Onshore market is anticipated to witness gain of over 5% owing to low carbon-emission and economical cost structure when compared to its alternatives. For example, in 2017, Denmark consumed about 43% of its power from wind where 70% of the electricity generation has been from onshore units.
Furthermore, the introduction of large offshore products have led to an escalation in the overall plant performance, which in turn will positively influence the overall industry dynamics.
Declining offshore project development cost, higher efficiency and comparative decrease in visual pollution are few essential parameters which will positively impact the offshore market growth. In 2017, as reported by leading agencies, UK prices of offshore units have witnessed a decrease of 31% in the last four years.

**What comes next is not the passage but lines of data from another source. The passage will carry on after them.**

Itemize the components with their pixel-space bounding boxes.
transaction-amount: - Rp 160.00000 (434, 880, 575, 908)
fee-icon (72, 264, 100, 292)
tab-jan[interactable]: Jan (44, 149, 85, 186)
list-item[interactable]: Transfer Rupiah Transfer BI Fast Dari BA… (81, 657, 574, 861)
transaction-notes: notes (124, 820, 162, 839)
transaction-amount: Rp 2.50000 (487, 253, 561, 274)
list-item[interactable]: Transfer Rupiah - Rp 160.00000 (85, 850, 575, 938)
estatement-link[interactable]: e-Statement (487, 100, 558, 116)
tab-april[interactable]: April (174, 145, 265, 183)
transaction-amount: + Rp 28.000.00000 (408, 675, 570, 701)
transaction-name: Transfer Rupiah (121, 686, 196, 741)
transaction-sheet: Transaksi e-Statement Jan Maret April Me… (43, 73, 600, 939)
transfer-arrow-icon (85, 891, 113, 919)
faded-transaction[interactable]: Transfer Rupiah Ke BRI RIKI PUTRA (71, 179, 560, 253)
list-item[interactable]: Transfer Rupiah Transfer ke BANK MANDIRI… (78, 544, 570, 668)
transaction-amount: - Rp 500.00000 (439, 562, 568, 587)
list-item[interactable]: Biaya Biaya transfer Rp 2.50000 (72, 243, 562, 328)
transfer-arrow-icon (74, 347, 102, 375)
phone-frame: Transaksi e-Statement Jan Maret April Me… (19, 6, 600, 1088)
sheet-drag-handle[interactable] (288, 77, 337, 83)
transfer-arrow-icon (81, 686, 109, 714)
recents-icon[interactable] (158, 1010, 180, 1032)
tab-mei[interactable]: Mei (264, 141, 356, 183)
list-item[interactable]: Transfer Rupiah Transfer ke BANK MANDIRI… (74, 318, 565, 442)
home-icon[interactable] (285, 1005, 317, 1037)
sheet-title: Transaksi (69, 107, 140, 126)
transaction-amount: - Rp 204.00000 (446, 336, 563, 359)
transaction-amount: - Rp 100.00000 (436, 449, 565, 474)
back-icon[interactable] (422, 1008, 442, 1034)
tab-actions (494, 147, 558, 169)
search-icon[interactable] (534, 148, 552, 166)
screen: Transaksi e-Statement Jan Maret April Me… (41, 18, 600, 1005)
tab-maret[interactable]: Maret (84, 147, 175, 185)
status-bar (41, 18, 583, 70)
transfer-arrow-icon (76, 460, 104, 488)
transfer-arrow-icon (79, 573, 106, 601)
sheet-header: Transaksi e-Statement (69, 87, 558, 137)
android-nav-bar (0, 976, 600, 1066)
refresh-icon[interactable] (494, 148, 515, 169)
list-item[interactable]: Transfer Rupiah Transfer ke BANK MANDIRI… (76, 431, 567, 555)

The United States is next in line to experience the growth of offshore wind.
Low cost of installation, coupled with government incentives including feed in tariff and net metering, will sway the grid-connected wind market outlook. Swift expansion of utility based-power networks to cater rising energy demand across residential and industrial areas will further propel the industry growth.
Even the stand-alone wind turbine market is set to grow owing to operative economic feasibility in remote areas when compared to grid connected power networks. Regulatory schemes toward rural electrification along with increasing adoption of microgrid electricity networks will further proliferate the business landscape.